Bonjour !
Voici un petit texte que j'ai écrit rapidement l'an dernier. Le thème est chevaleresque,
mais le ton peu sérieux. Voyez par vous-même ! (Ah, et le titre n'est pas définitif !)
Jamais l’Espagne ne s’émut davantage qu’à la mort du chevalier de la Quiche. De Séville à Pampelune, les clochers chantaient leur douleur, et les hérauts chargés de porter la nouvelle étouffaient leurs sanglots dans leur trompette. Dans le palais royal, des torrents de larmes inondaient les alcôves, et les marquises arrachaient les rubans des baronnes pour essuyer les yeux des comtesses.

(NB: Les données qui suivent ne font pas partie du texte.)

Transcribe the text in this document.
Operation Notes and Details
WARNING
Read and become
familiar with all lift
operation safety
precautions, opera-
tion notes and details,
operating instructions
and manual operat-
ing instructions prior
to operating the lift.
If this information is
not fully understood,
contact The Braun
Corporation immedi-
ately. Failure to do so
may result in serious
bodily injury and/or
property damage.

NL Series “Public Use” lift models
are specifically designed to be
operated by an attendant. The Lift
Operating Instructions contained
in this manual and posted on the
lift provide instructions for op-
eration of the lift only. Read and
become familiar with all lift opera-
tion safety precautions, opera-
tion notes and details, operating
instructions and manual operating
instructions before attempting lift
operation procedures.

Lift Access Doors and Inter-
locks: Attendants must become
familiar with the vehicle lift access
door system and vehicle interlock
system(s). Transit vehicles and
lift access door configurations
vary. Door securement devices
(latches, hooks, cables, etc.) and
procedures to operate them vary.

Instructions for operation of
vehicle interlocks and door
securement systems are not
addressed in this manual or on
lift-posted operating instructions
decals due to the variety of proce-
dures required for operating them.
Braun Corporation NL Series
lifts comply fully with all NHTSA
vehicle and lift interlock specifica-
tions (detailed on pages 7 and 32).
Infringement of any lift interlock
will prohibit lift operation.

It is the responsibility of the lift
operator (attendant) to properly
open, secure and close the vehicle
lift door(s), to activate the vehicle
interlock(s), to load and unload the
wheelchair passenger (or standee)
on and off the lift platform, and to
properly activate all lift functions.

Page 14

Lorsque l’écuyer en deuil arriva à la cour, deux mille seigneurs éplorés descendirent de leur tour et vinrent entourer la charrette qui ramenait le corps de son maître. Dans cette civière improvisée, on avait étendu, sur un lit de paille, une culotte de grosse laine et une chemise crottée, toutes deux remplies d’une marmelade rougeâtre ; c’était là, avec une paire de sabots cassés, tout ce qui restait du plus valeureux des hidalgos. En voyant si plat ce qui jadis avait été si grand, le roi lui-même fut au désespoir. Et, arrachant des touffes entières de ses cheveux blancs à l’aide d’une pince en or spécialement prévue à cet effet, il accabla de questions le malheureux écuyer :
- Toi, Panso, qui fut le compagnon dévoué de toutes ses aventures, dis-moi donc comment périt le plus noble des Espagnols. Est-il vaillamment tombé, sur un champ de bataille, sous la lame d’une adversaire aussi valeureux que lui ?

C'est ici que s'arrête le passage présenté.